6. Naar het oordeel van de rechtbank heeft verweerder terecht de zware gronden 3a, 3b en 3c en de lichte gronden 4a, 4c en 4d aan de maatregel ten grondslag gelegd. Ten aanzien van zware grond 3a staat vast dat eiseres zonder paspoort Nederland is ingereisd; deze grond is dus feitelijk juist. Zware grond 3b is voorts feitelijk juist, omdat eiseres haar onrechtmatige verblijf niet heeft gemeld bij de korpschef en zich daardoor aan het toezicht heeft onttrokken. Ook zware grond 3c is feitelijk juist, nu tegen eiseres op 25 augustus 2023 een terugkeerbesluit is uitgevaardigd en aan haar is uitgereikt, maar zij hieraan geen gevolg heeft gegeven.
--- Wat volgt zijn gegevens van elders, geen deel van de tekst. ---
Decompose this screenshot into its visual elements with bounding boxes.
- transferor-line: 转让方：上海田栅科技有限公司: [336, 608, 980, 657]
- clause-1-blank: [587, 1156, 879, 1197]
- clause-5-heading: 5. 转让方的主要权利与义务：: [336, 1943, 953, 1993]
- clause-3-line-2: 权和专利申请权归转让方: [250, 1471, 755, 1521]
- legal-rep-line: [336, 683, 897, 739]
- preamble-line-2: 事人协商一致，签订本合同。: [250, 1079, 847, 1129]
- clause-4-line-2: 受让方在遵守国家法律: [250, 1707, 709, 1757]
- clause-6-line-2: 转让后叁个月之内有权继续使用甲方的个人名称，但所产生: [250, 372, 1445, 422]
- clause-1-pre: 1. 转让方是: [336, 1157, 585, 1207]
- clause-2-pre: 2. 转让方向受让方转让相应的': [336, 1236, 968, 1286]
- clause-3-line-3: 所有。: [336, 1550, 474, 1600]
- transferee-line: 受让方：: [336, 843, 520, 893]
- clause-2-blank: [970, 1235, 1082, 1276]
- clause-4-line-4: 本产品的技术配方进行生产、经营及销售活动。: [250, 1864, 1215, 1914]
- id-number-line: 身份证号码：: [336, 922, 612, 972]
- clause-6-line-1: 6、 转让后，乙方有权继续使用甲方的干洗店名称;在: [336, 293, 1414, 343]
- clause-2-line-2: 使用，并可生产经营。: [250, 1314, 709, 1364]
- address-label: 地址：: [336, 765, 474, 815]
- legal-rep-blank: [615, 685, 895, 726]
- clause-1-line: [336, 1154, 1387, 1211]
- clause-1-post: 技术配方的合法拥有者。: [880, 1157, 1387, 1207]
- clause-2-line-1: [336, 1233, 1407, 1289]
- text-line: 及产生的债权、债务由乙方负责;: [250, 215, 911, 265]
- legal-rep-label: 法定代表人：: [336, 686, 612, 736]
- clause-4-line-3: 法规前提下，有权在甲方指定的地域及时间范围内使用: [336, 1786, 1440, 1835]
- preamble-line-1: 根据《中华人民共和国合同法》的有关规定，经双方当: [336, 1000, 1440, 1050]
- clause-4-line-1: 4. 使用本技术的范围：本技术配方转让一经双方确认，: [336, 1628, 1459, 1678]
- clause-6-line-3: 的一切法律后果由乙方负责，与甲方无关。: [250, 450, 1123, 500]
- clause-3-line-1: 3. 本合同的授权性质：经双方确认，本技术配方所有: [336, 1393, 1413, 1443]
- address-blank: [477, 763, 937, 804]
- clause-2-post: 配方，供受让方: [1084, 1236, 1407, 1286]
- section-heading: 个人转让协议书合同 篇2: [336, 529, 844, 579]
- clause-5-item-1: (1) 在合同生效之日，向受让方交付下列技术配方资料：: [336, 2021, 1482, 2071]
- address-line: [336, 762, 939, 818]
Ten aanzien van lichte grond 4a heeft verweerder terecht overwogen dat eiseres niet beschikt over een document zoals bedoeld in artikel 4.21 van het Vb. Verder heeft verweerder de lichte grond 4c terecht tegengeworpen, nu eiseres heeft verklaard op straat te leven en niet ingeschreven te staan op een adres. Tot slot heeft verweerder 144,25 euro niet hoeven aanmerken als voldoende middelen van bestaan en daarom ook terecht lichte grond 4d aan de maatregel ten grondslag gelegd.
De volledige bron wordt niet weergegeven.